Bangladesh, aqui?, artigo de Sergio Ulhoa Dani
“Em vez de dar licença para matar, o governo do Estado de Minas Gerais deveria determinar a suspensão imediata das atividades da mineração e o início da fase de remediação e recuperação sócio-ambiental. Se não fizer isso já, será tarde e caro demais”
A Mina Morro do Ouro, em Paracatu, cidade de 90 mil habitantes do noroeste de Minas Gerais, é a maior mina de ouro do Brasil, uma das maiores do mundo, e também a que tem o mais baixo teor do metal: apenas 0,4 g Au/tonelada de minério.
Para viabilizar a exploração dessa mina nos próximos 30 anos, a transnacional canadense Kinross Gold Corporation, através de sua controlada, RPM, adquiriu um enorme moinho SAG que triturará até 60 milhões de toneladas de minério/ano, a partir de 2009.
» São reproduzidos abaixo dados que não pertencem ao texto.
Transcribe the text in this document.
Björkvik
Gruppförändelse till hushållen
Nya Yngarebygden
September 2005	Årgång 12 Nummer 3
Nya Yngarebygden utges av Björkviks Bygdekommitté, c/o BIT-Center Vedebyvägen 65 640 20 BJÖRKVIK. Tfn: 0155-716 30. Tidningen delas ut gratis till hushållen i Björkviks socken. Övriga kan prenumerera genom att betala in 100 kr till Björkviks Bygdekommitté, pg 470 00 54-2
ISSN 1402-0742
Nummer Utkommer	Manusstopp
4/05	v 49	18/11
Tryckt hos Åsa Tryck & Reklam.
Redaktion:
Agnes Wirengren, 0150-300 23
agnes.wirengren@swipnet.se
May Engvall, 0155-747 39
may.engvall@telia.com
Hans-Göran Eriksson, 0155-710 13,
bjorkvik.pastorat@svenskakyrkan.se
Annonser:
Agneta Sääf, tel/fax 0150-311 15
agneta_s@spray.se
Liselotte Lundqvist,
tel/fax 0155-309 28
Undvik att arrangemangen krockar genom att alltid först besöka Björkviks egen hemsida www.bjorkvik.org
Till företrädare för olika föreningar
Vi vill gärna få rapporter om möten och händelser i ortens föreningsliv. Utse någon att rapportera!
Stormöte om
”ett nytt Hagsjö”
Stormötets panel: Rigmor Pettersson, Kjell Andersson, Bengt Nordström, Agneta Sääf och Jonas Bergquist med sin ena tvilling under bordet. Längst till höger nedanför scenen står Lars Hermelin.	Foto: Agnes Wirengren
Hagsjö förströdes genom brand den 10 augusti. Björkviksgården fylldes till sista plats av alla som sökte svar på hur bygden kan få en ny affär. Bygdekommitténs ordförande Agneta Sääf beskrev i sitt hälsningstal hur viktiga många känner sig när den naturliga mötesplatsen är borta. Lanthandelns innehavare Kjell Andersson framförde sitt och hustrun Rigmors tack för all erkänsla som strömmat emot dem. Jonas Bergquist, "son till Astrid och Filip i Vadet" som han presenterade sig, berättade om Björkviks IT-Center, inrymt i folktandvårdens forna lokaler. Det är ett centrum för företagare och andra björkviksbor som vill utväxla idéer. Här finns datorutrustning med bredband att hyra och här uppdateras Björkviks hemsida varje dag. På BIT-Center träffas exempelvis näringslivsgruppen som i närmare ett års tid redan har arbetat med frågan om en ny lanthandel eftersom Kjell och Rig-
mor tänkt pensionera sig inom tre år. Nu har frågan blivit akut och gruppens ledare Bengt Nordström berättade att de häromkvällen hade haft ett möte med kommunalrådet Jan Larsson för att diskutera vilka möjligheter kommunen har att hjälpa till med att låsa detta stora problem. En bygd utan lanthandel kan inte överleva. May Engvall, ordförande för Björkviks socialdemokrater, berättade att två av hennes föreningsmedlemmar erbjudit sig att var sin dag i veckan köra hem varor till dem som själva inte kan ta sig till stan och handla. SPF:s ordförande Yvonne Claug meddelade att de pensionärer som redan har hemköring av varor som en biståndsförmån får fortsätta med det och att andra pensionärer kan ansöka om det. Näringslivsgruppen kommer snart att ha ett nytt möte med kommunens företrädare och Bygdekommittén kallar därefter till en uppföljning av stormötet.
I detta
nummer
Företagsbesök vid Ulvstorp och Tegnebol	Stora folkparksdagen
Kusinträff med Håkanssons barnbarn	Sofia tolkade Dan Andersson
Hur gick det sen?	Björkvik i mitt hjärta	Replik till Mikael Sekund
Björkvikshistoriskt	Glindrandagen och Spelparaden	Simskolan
O ouro está presente no minério em associação com arsenopirita. O processo de moagem, hidratação e oxidação da arsenopirita libera ouro, arsênio e ácido sulfúrico. A Kinross minera a arsenopirita, retira o ouro para os canadenses e devolve o arsênio e o ácido sulfúrico para os brasileiros.
A concentração média de arsênio no minério da mina Morro do Ouro é de 1000 ppm, o que significa 1 kg de arsênio para cada tonelada de minério. Até agora os rejeitos da mineração são depositados em um enorme lago que já contém algo em torno de 300 milhões de toneladas de rejeitos, o equivalente a 300 mil toneladas de arsênio. Análises conduzidas ano passado pela própria mineradora comprovam a presença de arsênio na lâmina d’água deste lago de rejeitos já quase totalmente assoreado.
Para se livrar de 1,2 bilhão de toneladas de rejeitos da nova fase de expansão da mina (equivalentes a 1,2 milhão de toneladas de arsênio) a Kinross planeja construir uma segunda barragem no Vale do Machadinho, considerado uma caixa d’água de abastecimento público da cidade de Paracatu, desde o século 18. Tudo indica que o governo do Estado de Minas dará a licença de instalação. As consequências serão devastadoras.
A disposição dos rejeitos de arsenopirita contaminará o aquífero de modo irreversível, inviabilizando o uso da água para o consumo humano da cidade, ou provocando uma catástrofe semelhante à que ocorre em Bangladesh e Bengala Ocidental, caso a água seja utilizada ao término das atividades de mineração.
Em Bangladesh e Bengala Ocidental, a contaminação das águas superficiais forçou a população a captar água subterrânea em aquífero contaminado por arsênio, o que está provocando arsenicose e câncer em milhões de pessoas. Esses efeitos do arsênio sobre a saúde humana tipicamente se manifestam depois de décadas de exposição crônica a quantidades mínimas de arsênio na água.
Mas o “Efeito Kinross” não se restringirá a Paracatu e região. O Córrego Santo Antônio, que foi barrado para a construção do lago de rejeitos atual da Kinross, e as nascentes do Ribeirão Santa Rita no Vale do Machadinho, onde a mineradora pretende instalar o segundo lago de rejeitos, fazem parte da bacia do Rio São Francisco, considerado o rio da integração nacional do Brasil.
A bacia do São Francisco, no Estado de Minas Gerais, ocupa o primeiro lugar em termos de produção de água e contribui com 44,5% da vazão mínima (Q7,10) do Estado. O veneno liberado pelas atividades de mineração da Kinross acaba chegando ao Rio São Francisco, de onde se espalha para diversos Estados, afetando milhões de pessoas, durante décadas, séculos ou milênios.
A lenta e persistente contaminação das águas superficiais que percolarão os 1,5 milhões de toneladas de arsênio dos rejeitos atuais e futuros dessa mina de Paracatu atingirá o Rio São Francisco nos próximos anos, décadas e séculos, configurando grave impacto sócio-econômico, ambiental e sanitário, com precedentes na catástrofe de Bangladesh e Bengala Ocidental.
Em vez de dar licença para matar, o governo do Estado de Minas Gerais deveria determinar a suspensão imediata das atividades da mineração e o início da fase de remediação e recuperação sócio-ambiental. Se não fizer isso já, será tarde e caro demais. Muito mais caro que todo o ouro da Kinross.
Sérgio Dani é médico pela UFMG, doutor em medicina pela Medizinische Hochschule Hannover-Alemanha, livre-docente em genética pela USP e presidente da Fundação Acangaú. Artigo enviado pelo autor ao “JC e-mail”
* Artigo originalmente publicado pelo Jornal da Ciência, SBPC, JC e-mail 3790, de 24 de Junho de 2009.